Differential impact of retinal lesions on visual responses of LGN X and Y cells

Abstract

Damage to retinal cells from disease or injury causes vision loss and remodeling of downstream visual information processing circuits. As retinal cell replacement therapies and prosthetics become increasingly viable, we must understand post-retinal consequences of retinal cell loss to optimally recover visual perception. Here, we asked whether loss of retinal ganglion cells (RGCs) differentially impacts postsynaptic neurons in the visual thalamus - the dorsal lateral geniculate nucleus (LGN) - of ferrets, highly visual carnivores. We hypothesized that RGC loss might impact X more than Y LGN neurons, as there is less divergence in X retinogeniculate connections. We induced excitotoxic lesions of RGCs in a single eye and recorded neurophysiological responses of both contra- and ipsi-lesional LGN neurons to a variety of visual stimuli. We observed loss of responses among many LGN neurons, presumably with receptive fields within the scotoma.
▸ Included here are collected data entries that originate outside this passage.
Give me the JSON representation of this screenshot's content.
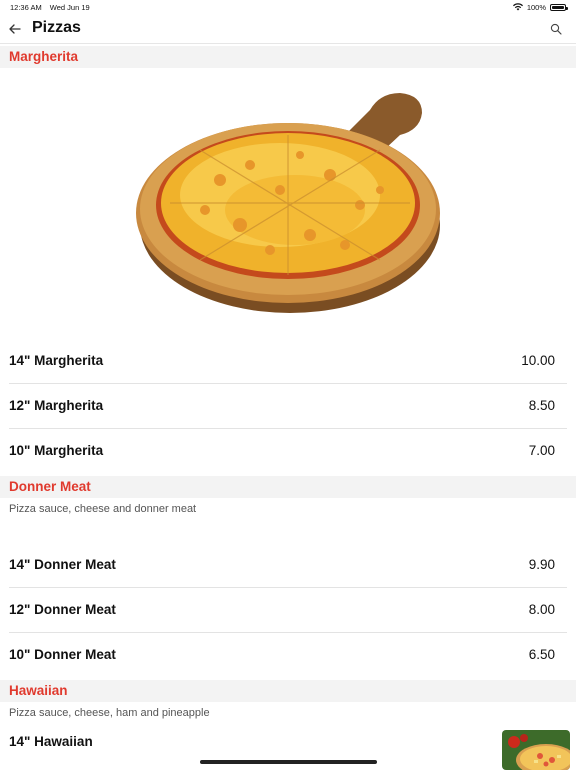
{
  "status_bar": {
    "time": "12:36 AM",
    "date": "Wed Jun 19",
    "battery": "100%"
  },
  "nav": {
    "title": "Pizzas",
    "back_icon": "arrow-left-icon",
    "search_icon": "search-icon"
  },
  "sections": [
    {
      "title": "Margherita",
      "description": "",
      "items": [
        {
          "name": "14\" Margherita",
          "price": "10.00"
        },
        {
          "name": "12\" Margherita",
          "price": "8.50"
        },
        {
          "name": "10\" Margherita",
          "price": "7.00"
        }
      ]
    },
    {
      "title": "Donner Meat",
      "description": "Pizza sauce, cheese and donner meat",
      "items": [
        {
          "name": "14\" Donner Meat",
          "price": "9.90"
        },
        {
          "name": "12\" Donner Meat",
          "price": "8.00"
        },
        {
          "name": "10\" Donner Meat",
          "price": "6.50"
        }
      ]
    },
    {
      "title": "Hawaiian",
      "description": "Pizza sauce, cheese, ham and pineapple",
      "items": [
        {
          "name": "14\" Hawaiian",
          "price": ""
        }
      ]
    }
  ],
  "colors": {
    "accent": "#e03a2e",
    "section_bg": "#f3f3f3",
    "divider": "#e3e3e3"
  }
}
We also observed contralesional LGN neurons with receptive fields within or at the border of the scotoma that responded consistently to drifting sinusoidal gratings and spatiotemporally dynamic stimuli, enabling their classification as X or Y cells. Contralesional Y cell responses remained intact while contralesional X cells demonstrated higher firing rates, altered tuning to stimulus contrast and temporal frequency, and reduced spike timing precision. Consistent with neurophysiological results, alpha RGCs appeared relatively spared compared to beta RGCs. Together, our findings show that retinal cell loss differentially impacts downstream neuronal circuits, suggesting that supplemental vision recovery therapies may need to target visual circuits specialized for acuity vision.

Significance Statement Vision loss from damage to retinal neurons may be partially ameliorated by improving cell replacement therapies and retinal prosthetics. However, retinal cell loss likely causes remodeling of circuits downstream, e.g., in the visual thalamus, which may also require treatment to restore natural visual perception. We studied neurophysiological changes in the visual thalamus, immediately postsynaptic to retina, following excitotoxic lesions of retinal output neurons. We discovered disproportionate effects on thalamic cell types, whereby cells receiving divergent retinal inputs were spared and those with few-to-one inputs had altered, noisier responses. Our findings suggest that supplemental vision therapies may need to target specific visual pathways to optimize acuity vision.